Hardware neuromorfico, quando i chip imitano il cervello umano
Una delle vie per rendere l’AI più sostenibile passa dall’hardware: in particolare, da quello ispirato al cervello umano. Il cervello consuma solo 20 watt per alimentare 86 miliardi di neuroni, gestendo compiti cognitivi di altissima complessità.
Come funzionano i chip neuromorfici e perché sono rivoluzionari
Nessun supercomputer attuale può avvicinarsi a questa efficienza. L’hardware neuromorfico punta a imitarlo. I chip progettati con architetture “a neuroni” e “a sinapsi” replicano le modalità di calcolo cerebrali: elaborazione distribuita, attivazione su evento, integrazione di calcolo e memoria. In questo modo, si riduce enormemente la quantità di energia richiesta.
La differenza è radicale. I neuroni artificiali dei chip neuromorfici si attivano solo quando serve, in modo asincrono, e comunicano tra loro attraverso impulsi elettrici (spike), proprio come accade nel cervello. Alcuni sistemi, come Loihi di Intel o BrainScaleS dell’università di Heidelberg, permettono già l’apprendimento online in tempo reale, senza bisogno di riaddestramenti centralizzati. È l’AI che impara come l’uomo: per esperienza.

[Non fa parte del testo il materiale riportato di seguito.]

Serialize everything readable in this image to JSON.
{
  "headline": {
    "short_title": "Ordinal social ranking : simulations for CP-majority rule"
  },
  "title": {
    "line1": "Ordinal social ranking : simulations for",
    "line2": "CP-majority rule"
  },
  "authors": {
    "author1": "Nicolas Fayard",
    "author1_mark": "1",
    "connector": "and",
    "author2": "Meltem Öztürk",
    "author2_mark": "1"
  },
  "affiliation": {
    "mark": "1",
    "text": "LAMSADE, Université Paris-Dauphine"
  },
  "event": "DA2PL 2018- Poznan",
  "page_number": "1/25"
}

I vantaggi concreti dell’hardware neuromorfico per l’AI sostenibile
I vantaggi? Consumi energetici fino a 1000 volte inferiori rispetto a GPU tradizionali, latenza ridotta, possibilità di portare l’intelligenza sul campo – dentro sensori, droni, wearable – senza appoggiarsi a un data center. Progetti come Hala Point di Intel (con oltre un miliardo di neuroni simulati) o NorthPole di IBM dimostrano che anche modelli complessi possono girare su hardware neuromorfico con una frazione dell’energia. Il messaggio è chiaro: ispirarsi alla biologia non è più solo un esercizio accademico. È un modo per reinventare l’informatica – più leggera, distribuita, adattiva –
Sfide e prospettive future dell’hardware bio-ispirato
e per costruire un’intelligenza artificiale che non solo pensi, ma risparmi. Perché la vera intelligenza, oggi, è quella che consuma meno per fare di più. Opportunità (e rischi) di un’intelligenza bio-ispirata
L’hardware neuromorfico promette un salto tecnologico non solo in termini di prestazioni, ma anche di impatto ambientale. Tuttavia, la strada è ancora lunga e piena di incognite. La rivoluzione, insomma, è solo all’inizio. Manca uno standard condiviso, i tool di programmazione sono ancora acerbi e i costi restano alti e, con essi, il trasporto del digital divide.
Inoltre, i chip neuromorfici sono oggi limitati a compiti specifici: riconoscimento, classificazione, apprendimento sparso. Per i grandi modelli di linguaggio o la generazione testuale, servono ancora anni di ricerca. Ma qualcosa sta cambiando: startup come BrainChip, SynSense o Innatera stanno portando chip neuromorfici in dispositivi edge da pochi milliwatt, rendendo questa tecnologia più concreta che teorica. Ci siamo abituati, negli ultimi anni, a una tecnologia che corre decisamente più veloce di quanto si possa anche solo immaginare, dunque è facile immaginare che le novità non siamo poi così lontane dal venire.
Sostenibilità e innovazione, il futuro necessario dell’intelligenza artificiale
L’AI, insomma, è una straordinaria tecnologia che obbliga a individuarne di nuove: è uno sviluppo che si auto-alimenta continuamente. Se continuerà a crescere senza limiti con le modalità attuali, il costo ambientale potrebbe diventare insostenibile. Parallelamente, anche le funzionalità potrebbero a un certo punto fermarsi a un livello che, sebbene molto avanzato, risulterebbe statico.
La capacità di ispirarsi alla natura, sfruttare nuove architetture e migliorare se stessa, potrà essere una delle leve più potenti della sostenibilità globale, ma anche di un rilancio tecnologico importante in termini di prospettive ed utilizzi. In fondo, la vera intelligenza – naturale o artificiale che sia – si misura nella capacità di adattarsi. Innovare, sì. Ma senza bruciare il pianeta.